Because of this power, Saturn would be determined to have power. The second characteristic of a primary beneficiary is the obligation to absorb losses of the entity that could potentially be significant or to the right to receive benefits that could be significant. Given the 51% interest in the profits and losses of Jupiter, and the initial investment of over $500 million Saturn has potential significant gains or losses. Both Saturn and Venus have an obligation to absorb gains and losses; however, only Saturn has the power to control the activities that significantly impact the entity’s financial performance and as a result is the primary beneficiary. Saturn needs to consolidate Jupiter into its financial statements.
Following the guidance from Statement 167 can also lead to a different answer regarding the determination of a primary beneficiary. The paragraph regarding shared power allows no recognition of a primary beneficiary if the power to direct activities actually is shared. One could argue that this is the case in the formation of Jupiter since Venus controls all the decisions regarding distributing clothing in fulfillment of sales. This is a significant amount of power that could significantly impact the entity’s economic performance. This power would still be in effect regardless of the majority vote decisions. In the instance of shared power, no primary beneficiary has to be determined and Saturn would not consolidate Jupiter. Instead, according to section 810-10-50 Jupiter would be disclosed in the notes to the financial statements. Since few people look through disclosures and even fewer understand them, this method would allow the company to shield this entity from investors.

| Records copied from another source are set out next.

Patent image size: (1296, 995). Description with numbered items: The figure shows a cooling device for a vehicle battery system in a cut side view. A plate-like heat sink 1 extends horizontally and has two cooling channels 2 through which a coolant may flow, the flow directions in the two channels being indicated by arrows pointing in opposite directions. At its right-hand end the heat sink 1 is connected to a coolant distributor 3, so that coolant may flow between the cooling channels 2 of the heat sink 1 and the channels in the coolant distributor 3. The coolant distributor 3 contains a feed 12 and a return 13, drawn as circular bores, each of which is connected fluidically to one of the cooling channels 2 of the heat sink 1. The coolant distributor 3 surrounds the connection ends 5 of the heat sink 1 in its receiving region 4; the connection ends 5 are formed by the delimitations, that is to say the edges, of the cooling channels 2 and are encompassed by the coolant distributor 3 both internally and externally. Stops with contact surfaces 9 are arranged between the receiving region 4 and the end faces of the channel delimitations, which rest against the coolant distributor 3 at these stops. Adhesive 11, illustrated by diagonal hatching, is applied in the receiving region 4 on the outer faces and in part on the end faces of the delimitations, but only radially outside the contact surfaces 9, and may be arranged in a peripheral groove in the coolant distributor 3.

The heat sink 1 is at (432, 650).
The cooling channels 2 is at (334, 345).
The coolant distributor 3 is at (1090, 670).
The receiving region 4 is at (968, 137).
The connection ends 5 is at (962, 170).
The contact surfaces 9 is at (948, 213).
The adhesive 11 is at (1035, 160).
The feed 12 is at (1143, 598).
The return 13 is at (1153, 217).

Although either method mentioned above could be supported, I believe it makes more sense for Saturn to consolidate. Its powers as a majority-voting shareholder to decide on the appointment of CEOs make capital contribution calls, admit new members, and conduct merger and acquisition activities are extremely important. Although Venus has the power over distribution decisions, they are still affected by the decisions over which it has no control. Looking at this transaction in terms of substance, it appears that Saturn has included these terms to guarantee their control over the Variable Interest Entity. In conclusion, I believe that Saturn should consolidate Jupiter into its financial information into their overall financial statements.